Rangers Report Cards: Ryan Lindgren: A+ (A)
Lindgren sure had his ups and downs! The guy’s defense was sparkling like a disco ball, but the injury bug decided to crash his party. On February 25th, T.J. Oshie from the Washington Capitals gave him a hit that would make even a superhero wince. Lindgren was absent for the next few weeks, and it showed. In terms of offense, Lindgren wasn’t exactly setting the ice on fire.
He scored about as many goals as a penguin trying to play hopscotch. That said, his goal and 17
assists accumulated to a career-high 18 points. He also did manage to pull off a jaw-dropping goal in the playoffs. Maybe he was practicing his fancy moves for Dancing on Ice?
Believe it or not, Lindgren wasn’t even supposed to be a defenseman! Can you imagine that? According to the New York Post, He showed up to high school tryouts in 2011 as a forward, but Coach LaFontaine put him on the blue line. Best mistake ever, Coach. Lindgren’s defense was an instrumental part of Shattuck-St. Mary’s winning the 2014 Tier I Boys 18 and Under National Championship.
Lindgren then went to the USNTDP in Michigan, playing with Charlie McAvoy, Auston Matthews, Clayton Keller, and his current Rangers teammate Adam Fox. Captain Lindgren led the U.S. Under-18 Men’s National Team in 2016.
Then, in 2017, he helped the USA Junior team win gold at the World Juniors and grabbed a bronze a year later.

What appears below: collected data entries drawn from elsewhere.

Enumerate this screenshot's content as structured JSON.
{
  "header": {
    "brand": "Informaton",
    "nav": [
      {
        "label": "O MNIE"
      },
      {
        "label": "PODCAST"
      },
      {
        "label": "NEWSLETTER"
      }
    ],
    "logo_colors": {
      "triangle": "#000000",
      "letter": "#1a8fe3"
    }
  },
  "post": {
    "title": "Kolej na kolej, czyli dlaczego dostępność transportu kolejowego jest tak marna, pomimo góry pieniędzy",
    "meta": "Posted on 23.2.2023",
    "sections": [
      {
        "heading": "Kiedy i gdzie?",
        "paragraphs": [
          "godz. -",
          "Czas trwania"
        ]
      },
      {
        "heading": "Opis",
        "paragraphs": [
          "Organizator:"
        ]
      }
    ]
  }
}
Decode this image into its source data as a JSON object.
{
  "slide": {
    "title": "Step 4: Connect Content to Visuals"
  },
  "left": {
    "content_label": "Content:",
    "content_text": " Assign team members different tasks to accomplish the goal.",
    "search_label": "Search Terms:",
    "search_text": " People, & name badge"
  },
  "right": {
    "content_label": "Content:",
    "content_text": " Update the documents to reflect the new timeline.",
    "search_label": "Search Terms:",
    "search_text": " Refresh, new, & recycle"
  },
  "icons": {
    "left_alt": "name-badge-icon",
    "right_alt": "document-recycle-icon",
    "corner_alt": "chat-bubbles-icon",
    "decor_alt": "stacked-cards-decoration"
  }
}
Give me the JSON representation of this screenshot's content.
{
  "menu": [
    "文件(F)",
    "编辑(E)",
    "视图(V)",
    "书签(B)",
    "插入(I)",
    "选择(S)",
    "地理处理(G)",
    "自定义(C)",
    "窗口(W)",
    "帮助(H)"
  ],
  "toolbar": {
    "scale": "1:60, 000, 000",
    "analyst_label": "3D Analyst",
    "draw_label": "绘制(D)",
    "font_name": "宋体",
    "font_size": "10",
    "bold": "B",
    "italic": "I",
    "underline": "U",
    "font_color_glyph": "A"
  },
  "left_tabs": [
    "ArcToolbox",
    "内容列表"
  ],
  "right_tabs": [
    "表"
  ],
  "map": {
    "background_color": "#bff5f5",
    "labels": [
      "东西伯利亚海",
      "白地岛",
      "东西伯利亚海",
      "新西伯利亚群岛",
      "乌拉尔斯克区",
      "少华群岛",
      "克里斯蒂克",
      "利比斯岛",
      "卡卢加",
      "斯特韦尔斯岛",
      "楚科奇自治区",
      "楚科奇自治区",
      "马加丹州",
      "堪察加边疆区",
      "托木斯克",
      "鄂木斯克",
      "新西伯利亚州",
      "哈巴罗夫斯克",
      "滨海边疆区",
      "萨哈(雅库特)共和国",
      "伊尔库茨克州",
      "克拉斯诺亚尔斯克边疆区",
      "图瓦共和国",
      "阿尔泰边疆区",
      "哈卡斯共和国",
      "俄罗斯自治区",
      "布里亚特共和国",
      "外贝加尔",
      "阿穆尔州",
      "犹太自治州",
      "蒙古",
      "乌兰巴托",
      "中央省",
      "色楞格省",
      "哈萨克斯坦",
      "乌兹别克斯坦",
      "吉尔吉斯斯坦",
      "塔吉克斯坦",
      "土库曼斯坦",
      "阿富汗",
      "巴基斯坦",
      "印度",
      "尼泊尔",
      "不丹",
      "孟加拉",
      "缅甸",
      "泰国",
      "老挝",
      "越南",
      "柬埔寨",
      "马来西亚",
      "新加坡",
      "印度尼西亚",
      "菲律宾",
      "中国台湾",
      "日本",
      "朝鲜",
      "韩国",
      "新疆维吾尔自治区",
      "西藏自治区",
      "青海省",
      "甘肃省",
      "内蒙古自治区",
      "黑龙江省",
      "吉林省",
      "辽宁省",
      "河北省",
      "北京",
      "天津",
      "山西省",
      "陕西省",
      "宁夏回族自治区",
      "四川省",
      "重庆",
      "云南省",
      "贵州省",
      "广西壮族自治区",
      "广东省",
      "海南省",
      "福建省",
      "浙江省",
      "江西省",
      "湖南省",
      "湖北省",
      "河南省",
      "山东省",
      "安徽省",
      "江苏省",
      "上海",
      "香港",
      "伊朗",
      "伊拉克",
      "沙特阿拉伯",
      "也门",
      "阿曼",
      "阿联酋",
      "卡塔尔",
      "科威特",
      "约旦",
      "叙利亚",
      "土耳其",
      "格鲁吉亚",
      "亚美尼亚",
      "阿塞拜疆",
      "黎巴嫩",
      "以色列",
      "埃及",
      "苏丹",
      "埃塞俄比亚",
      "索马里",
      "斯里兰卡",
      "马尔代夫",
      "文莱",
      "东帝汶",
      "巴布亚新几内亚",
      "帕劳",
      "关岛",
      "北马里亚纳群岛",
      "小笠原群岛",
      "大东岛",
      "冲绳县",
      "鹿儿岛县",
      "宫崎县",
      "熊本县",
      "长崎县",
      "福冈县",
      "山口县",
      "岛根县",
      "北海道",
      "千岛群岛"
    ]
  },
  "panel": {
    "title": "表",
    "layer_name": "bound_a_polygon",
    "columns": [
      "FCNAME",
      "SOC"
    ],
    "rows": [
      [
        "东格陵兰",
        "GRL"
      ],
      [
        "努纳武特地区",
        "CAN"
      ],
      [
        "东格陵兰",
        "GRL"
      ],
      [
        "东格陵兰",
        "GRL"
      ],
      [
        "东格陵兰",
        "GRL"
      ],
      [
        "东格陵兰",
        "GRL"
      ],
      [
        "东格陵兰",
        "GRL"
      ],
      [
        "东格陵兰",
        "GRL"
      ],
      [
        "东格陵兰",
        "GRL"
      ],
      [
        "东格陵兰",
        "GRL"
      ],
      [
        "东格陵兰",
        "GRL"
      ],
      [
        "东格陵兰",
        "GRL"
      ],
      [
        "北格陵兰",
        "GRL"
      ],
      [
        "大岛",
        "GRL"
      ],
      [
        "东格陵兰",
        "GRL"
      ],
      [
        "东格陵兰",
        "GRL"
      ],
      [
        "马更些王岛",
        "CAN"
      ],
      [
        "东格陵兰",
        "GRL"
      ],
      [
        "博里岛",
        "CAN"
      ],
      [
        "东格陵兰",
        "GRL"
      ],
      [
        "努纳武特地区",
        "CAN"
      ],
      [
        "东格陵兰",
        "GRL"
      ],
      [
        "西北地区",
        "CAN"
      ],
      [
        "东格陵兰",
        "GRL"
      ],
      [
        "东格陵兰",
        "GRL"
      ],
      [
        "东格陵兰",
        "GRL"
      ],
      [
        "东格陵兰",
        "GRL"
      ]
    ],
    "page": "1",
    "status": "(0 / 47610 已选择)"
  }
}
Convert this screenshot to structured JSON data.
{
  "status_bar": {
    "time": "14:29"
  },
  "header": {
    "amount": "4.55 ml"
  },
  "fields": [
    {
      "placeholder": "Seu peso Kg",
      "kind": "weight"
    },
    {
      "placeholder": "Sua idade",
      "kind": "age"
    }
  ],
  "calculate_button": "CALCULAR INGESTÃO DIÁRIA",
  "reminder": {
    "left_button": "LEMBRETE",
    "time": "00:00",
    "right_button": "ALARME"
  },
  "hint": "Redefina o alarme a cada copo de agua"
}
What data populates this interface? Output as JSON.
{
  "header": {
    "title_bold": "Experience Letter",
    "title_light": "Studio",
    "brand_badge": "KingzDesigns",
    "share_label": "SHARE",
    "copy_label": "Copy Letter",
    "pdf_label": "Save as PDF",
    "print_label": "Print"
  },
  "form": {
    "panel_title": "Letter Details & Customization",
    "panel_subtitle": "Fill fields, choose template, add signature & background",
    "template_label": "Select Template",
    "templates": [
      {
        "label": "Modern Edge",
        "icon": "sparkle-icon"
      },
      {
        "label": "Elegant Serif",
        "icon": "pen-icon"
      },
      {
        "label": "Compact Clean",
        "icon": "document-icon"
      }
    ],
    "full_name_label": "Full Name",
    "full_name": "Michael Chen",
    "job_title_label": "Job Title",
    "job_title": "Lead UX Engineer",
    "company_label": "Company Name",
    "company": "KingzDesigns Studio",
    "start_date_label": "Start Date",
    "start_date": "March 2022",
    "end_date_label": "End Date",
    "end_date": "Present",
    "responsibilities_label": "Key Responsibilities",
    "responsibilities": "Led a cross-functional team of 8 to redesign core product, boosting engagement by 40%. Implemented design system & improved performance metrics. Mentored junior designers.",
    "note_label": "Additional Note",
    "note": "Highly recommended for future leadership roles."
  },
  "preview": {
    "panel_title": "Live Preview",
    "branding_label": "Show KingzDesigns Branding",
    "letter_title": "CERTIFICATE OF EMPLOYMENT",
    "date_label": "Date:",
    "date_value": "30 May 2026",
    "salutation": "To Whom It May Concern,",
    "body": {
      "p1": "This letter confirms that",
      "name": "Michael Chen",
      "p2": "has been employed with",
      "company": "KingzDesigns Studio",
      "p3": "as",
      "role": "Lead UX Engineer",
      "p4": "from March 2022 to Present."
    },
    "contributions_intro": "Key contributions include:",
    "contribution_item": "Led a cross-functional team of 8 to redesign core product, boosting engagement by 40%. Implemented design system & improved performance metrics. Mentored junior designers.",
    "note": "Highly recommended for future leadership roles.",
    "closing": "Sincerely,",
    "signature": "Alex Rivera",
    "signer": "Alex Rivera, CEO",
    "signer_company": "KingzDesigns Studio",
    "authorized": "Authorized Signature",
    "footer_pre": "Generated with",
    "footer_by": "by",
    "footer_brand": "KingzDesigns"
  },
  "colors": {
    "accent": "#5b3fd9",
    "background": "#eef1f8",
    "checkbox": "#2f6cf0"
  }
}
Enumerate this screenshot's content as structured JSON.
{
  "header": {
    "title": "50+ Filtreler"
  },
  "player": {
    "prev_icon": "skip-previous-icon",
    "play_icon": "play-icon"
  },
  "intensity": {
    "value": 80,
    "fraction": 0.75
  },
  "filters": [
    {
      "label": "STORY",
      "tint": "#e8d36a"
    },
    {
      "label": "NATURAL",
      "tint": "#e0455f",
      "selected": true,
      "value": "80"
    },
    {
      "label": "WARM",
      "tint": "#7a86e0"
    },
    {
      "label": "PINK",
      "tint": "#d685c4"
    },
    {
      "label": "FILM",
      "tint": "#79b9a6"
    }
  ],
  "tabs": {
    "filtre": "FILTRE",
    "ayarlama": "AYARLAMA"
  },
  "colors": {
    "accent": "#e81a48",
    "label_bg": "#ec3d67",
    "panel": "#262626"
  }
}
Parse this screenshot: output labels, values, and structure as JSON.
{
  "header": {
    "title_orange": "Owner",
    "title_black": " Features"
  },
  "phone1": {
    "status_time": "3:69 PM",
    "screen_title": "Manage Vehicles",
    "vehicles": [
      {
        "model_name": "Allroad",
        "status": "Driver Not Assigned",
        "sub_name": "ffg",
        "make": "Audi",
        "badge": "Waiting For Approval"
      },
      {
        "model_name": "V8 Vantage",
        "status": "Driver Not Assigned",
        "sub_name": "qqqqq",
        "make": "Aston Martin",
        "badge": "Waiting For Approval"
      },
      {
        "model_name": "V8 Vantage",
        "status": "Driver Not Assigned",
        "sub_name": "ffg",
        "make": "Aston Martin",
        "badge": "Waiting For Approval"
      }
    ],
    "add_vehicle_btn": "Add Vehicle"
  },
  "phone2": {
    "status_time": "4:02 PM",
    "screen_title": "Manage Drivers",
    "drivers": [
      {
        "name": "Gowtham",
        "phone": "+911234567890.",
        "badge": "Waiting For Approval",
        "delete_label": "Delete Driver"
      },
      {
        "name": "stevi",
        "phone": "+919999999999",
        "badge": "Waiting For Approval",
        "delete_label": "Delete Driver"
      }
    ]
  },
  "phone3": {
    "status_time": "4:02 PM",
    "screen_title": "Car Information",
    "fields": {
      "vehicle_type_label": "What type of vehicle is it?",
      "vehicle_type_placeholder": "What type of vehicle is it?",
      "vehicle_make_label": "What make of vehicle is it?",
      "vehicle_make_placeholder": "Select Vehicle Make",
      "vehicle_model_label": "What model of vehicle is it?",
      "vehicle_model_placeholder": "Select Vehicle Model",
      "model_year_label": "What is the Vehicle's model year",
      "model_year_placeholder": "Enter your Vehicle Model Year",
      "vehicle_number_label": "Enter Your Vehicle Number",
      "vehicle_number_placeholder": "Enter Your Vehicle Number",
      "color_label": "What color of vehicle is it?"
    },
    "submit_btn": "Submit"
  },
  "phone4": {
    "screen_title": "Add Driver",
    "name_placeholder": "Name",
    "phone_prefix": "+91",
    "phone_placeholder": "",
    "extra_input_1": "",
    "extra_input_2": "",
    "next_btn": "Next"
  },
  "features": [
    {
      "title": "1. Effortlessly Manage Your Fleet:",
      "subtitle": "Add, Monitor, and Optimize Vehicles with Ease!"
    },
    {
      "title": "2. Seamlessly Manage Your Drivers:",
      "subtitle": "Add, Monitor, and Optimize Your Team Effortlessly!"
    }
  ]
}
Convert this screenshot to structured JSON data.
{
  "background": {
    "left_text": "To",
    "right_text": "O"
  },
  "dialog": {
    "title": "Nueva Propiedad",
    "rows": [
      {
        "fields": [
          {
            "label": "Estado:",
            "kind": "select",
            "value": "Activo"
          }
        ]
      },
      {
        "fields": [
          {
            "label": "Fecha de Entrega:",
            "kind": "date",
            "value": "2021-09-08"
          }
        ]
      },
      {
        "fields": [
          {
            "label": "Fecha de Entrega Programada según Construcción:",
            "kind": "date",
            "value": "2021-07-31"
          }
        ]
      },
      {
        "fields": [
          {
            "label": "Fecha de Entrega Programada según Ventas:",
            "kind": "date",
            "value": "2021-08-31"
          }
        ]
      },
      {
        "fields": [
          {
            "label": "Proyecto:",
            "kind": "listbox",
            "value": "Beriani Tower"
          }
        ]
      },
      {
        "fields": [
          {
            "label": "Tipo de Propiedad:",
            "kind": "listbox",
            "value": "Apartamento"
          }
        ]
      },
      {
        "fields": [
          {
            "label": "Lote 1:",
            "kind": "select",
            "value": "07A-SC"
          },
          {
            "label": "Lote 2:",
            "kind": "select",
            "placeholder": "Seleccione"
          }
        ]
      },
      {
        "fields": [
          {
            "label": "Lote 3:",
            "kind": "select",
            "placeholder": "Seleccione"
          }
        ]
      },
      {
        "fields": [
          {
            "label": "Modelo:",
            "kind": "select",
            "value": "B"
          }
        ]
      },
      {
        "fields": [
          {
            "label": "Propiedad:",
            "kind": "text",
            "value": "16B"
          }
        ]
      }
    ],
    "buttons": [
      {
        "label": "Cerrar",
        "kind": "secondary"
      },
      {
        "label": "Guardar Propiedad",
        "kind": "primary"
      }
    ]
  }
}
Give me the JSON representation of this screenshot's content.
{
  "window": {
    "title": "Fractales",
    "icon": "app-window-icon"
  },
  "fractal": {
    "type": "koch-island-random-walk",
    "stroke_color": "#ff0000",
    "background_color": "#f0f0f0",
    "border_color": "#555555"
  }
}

Lafonte’s mistake and Lindgren’s hard work have catapulted him onto the NHL path. And since he came to Broadway from the Boston Bruins in the Rick Nash trade in 2018 and made his NHL debut in 2019, he’s become Madison Square Garden’s rent-paying tenant, impressing everyone with blocked shots, bloodied faces, and the occasional goal that makes the crowd go wild.
That said, Lindgren’s injury history is longer than a Shakespeare play. His aggressive style of play has brought a myriad of injuries. It’s why he’s never played an entire regular season.
Lindgren’s contract will need some negotiation skills worthy of a diplomat. The 25-year-old is a restricted free agent next Summer and has outplayed his current $3 million salary. He deserves increased pay and a long-term pact. However, would it be worth it for the Rangers to give in? Let’s not spoil the fun of talking about contracts now. We’ll save that for another day.